The Proximal Seal System is intended for use by cardiac surgeons during CABG procedures to maintain hemostasis and to facilitate the completion of a proximal anastomosis without application of an aortic clamp.

The Proximal Seal System is designed to create a hemostatic environment at the site of a proximal anastomosis during coronary artery bypass graft surgery, eliminating the need for a side-biter or cross clamp of the aorta and minimizing aortic manipulation. When used in conjunction with off-pump cardiac surgery the Proximal Seal System alleviates the need for any form of clamping. Additionally, the Proximal Seal System eliminates the need for clamping with the side-biter clamp during on-pump cardiac surgery.

This device, the Guidant Proximal Seal System, is a Class II medical device intended for use in Coronary Artery Bypass Graft (CABG) procedures. It is a vascular clamp designed to maintain hemostasis and facilitate proximal anastomosis without the need for an aortic clamp.

The provided information does not contain acceptance criteria in a quantitative or formal sense, typical of studies for AI/software devices. This is a traditional medical device (hardware) submission from 2002.

Instead, the submission states that the device was evaluated through bench testing and animal testing to demonstrate performance and substantial equivalence to predicate devices.

Here's an analysis of the provided text, outlining the available information and highlighting what is not applicable or not provided for this type of device submission based on your requested categories:

1. Table of Acceptance Criteria and Reported Device Performance

Note: For a traditional hardware medical device like this in 2002, "acceptance criteria" were often implicit in design specifications and testing protocols (e.g., "device must not leak under X pressure," "material must be biocompatible per ISO XYZ"). The summary provided does not break down these specific pass/fail metrics.

2. Sample Size Used for the Test Set and Data Provenance

• Sample Size for Test Set: Not specified in the provided summary. The summary mentions "bench testing" and "animal testing," but no specific number of units tested or animals used is given.
• Data Provenance: Not explicitly stated (e.g., country of origin, retrospective/prospective). Given it's animal testing, it would be prospective within a controlled laboratory environment.

3. Number of Experts Used to Establish Ground Truth for the Test Set and Their Qualifications

• Not Applicable / Not Provided: This device submission does not involve human expert interpretation for "ground truth" in the way an AI/software device submission would. The performance was likely assessed by engineers, lab technicians, and possibly veterinary professionals during animal studies.

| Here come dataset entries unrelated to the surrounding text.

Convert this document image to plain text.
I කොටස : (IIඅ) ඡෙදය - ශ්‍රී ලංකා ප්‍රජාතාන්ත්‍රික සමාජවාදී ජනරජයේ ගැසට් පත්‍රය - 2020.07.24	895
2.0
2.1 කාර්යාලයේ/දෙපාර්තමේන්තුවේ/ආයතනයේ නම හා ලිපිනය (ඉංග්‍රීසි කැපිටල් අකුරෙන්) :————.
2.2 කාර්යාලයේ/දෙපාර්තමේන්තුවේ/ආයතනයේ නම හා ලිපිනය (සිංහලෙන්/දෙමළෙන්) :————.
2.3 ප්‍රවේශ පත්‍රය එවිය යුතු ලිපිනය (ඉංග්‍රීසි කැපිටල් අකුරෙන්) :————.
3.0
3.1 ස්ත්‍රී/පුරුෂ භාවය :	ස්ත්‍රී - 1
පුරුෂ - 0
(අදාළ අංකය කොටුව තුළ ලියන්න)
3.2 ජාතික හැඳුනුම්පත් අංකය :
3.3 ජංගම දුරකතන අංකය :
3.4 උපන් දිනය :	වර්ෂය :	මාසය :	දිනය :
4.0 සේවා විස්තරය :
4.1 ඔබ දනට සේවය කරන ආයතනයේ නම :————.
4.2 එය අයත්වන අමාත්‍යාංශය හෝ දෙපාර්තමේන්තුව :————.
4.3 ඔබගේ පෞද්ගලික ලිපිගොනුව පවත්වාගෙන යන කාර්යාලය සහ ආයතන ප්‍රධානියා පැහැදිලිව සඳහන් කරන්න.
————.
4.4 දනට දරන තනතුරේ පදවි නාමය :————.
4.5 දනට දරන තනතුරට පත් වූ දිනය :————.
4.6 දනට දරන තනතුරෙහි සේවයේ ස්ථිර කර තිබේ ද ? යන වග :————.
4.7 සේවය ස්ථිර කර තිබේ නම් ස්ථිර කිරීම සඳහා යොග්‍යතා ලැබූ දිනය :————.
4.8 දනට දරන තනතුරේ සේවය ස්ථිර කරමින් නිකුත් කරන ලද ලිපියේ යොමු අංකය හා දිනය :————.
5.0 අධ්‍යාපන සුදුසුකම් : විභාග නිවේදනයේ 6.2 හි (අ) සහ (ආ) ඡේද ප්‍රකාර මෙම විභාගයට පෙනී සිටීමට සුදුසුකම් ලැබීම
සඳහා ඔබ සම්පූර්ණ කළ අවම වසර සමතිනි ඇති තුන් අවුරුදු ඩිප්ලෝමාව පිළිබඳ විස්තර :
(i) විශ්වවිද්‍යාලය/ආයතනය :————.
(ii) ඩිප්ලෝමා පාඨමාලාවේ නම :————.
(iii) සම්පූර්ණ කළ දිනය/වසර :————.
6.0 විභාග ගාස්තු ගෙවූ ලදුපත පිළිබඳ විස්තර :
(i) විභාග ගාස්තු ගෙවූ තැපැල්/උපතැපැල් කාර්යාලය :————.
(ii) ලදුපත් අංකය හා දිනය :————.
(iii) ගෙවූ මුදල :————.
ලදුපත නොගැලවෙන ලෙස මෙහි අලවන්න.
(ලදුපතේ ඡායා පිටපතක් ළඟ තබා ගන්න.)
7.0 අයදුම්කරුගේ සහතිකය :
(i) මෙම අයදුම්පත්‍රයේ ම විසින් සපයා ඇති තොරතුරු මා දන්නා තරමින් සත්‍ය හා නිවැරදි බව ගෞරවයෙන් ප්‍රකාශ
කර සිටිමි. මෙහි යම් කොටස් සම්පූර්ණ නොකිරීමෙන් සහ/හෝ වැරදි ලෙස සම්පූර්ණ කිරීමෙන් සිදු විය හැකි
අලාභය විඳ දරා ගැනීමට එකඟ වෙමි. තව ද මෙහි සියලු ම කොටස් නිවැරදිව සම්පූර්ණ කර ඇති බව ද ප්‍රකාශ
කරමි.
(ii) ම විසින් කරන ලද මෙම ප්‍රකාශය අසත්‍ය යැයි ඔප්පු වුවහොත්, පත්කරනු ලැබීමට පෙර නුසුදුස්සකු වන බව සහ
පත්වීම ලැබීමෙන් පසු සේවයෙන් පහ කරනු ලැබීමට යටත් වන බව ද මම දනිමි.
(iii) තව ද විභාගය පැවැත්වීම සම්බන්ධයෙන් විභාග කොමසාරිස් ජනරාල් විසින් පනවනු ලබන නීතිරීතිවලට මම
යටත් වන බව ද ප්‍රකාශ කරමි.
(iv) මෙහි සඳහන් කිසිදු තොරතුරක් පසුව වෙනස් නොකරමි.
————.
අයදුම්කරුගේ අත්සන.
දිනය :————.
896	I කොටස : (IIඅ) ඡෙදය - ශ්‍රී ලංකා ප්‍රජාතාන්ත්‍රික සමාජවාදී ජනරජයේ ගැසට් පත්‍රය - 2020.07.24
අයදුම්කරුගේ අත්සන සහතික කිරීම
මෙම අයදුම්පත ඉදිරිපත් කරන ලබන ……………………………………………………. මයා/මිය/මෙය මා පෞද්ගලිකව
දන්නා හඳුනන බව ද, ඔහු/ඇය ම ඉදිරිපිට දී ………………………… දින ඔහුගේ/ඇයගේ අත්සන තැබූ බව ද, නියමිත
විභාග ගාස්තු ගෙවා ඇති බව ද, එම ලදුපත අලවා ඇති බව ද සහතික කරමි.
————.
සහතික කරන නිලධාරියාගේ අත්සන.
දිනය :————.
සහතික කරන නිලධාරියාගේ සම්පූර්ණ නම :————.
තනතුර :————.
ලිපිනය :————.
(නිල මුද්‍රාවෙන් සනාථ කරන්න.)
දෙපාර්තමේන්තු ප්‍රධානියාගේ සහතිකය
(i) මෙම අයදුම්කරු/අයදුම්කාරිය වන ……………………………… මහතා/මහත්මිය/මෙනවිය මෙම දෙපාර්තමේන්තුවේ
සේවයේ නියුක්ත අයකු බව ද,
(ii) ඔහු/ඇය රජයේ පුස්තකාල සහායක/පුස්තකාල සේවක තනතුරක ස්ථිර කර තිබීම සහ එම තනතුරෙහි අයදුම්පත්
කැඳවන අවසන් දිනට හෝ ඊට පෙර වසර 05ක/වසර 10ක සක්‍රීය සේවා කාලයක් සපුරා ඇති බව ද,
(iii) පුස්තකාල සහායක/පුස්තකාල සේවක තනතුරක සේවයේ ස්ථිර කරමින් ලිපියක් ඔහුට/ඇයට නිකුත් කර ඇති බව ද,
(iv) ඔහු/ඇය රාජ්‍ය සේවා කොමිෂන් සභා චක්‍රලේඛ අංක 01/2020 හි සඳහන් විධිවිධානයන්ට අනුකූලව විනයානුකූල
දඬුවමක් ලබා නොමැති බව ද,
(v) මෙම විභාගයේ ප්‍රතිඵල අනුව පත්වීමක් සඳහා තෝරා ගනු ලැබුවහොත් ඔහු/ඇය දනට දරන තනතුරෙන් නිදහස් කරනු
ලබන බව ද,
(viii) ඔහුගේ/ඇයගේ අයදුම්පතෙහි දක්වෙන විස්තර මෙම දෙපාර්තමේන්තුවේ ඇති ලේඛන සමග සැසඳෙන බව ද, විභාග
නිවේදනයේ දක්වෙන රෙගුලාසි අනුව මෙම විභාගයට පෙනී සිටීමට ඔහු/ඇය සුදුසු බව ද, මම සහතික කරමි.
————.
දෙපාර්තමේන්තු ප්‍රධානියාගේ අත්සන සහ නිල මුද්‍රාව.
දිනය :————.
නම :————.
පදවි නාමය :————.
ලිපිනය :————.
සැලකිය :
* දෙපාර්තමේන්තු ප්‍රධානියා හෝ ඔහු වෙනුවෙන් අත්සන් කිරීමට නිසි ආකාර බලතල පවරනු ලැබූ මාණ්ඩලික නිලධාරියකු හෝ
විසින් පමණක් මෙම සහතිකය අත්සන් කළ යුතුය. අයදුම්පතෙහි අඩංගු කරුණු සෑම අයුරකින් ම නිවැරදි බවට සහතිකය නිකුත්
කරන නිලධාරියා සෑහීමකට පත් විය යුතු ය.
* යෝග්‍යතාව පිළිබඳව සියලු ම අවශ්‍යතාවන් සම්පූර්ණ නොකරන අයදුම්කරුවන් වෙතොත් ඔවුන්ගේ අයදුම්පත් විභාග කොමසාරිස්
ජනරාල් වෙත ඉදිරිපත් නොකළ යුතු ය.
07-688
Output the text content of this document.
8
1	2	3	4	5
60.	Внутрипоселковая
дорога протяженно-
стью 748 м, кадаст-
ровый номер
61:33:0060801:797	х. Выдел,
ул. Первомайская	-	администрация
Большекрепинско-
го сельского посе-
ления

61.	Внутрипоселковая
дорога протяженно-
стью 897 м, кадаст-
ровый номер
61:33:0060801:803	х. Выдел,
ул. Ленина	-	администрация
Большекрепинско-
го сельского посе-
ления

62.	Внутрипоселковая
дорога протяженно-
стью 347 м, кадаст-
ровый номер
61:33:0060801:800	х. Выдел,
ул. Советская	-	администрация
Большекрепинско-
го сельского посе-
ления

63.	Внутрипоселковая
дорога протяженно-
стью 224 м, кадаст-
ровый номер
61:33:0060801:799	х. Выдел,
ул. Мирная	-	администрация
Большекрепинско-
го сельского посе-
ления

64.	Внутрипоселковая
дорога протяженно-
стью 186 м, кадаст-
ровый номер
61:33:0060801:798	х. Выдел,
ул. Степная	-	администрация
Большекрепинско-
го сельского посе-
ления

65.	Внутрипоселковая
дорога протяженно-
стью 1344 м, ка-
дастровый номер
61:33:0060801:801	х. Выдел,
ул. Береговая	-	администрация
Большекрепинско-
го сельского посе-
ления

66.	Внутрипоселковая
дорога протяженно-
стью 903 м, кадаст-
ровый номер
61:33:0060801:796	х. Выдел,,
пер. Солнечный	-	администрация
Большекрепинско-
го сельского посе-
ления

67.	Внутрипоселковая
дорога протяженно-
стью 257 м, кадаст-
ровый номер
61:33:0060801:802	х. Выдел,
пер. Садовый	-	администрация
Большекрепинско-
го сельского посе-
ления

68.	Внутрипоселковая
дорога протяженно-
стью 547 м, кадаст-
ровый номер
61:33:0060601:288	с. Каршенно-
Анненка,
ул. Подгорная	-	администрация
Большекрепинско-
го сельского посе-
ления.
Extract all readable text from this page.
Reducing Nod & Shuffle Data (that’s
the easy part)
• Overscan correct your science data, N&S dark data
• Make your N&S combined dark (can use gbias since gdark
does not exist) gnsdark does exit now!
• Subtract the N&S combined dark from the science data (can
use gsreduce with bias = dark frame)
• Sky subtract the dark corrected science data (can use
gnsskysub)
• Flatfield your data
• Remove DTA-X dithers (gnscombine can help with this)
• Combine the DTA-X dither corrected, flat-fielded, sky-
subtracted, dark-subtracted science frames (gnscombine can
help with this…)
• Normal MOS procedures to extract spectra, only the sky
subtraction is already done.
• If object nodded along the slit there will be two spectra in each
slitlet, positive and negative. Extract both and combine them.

4. Adjudication Method for the Test Set

• Not Applicable / Not Provided: Adjudication methods (like 2+1, 3+1) are typically used when subjective human interpretation is involved in establishing ground truth for performance evaluation (e.g., in diagnostic imaging studies). This traditional device's performance relies on objective measurements and observations in bench and animal testing.

5. If a Multi-Reader Multi-Case (MRMC) Comparative Effectiveness Study Was Done, and Effect Size

• No: An MRMC comparative effectiveness study is not mentioned and would not be applicable for this type of hardware device. MRMC studies are used to evaluate human reader performance, often with and without AI assistance, especially in medical imaging.

6. If a Standalone (Algorithm Only Without Human-in-the-Loop Performance) Study Was Done

• No: This is a hardware medical device, not an algorithm. Therefore, "standalone algorithm performance" is not a relevant concept for this submission.

7. The Type of Ground Truth Used

• Not Directly Applicable in the AI Sense: For this hardware device, "ground truth" would be established through:
  • Objective Measurements: Bench testing would have involved quantifiable metrics like burst pressure, flow rates, material strength, leakage rates, etc., compared against predefined specifications.
  • Biological Observation: Animal testing would have involved surgical observation of successful hemostasis, patency, tissue response, and lack of adverse events.
  • Biocompatibility Testing: Compliance with established biocompatibility standards.

8. The Sample Size for the Training Set

• Not Applicable: This is not an AI/machine learning device; therefore, there is no "training set."

9. How the Ground Truth for the Training Set Was Established

• Not Applicable: As there is no training set, this question is not relevant.

Summary of Device Features and Evaluation:

• Intended Use: To create a hemostatic environment at the site of a proximal anastomosis during CABG, eliminating the need for an aortic clamp.
• Predicate Devices: Baladi Inverter (K980128) and Novare Enclose anastomotic assist devices.
• Evaluation Approach: Bench testing (functionality, biocompatibility, sterilization, packaging) and animal testing.
• Conclusion: "All bench testing results met specified requirements." and the device was found to be "substantially equivalent to the predicate devices with regard to intended use, indications, device characteristics, method of use, labeling, and safety features."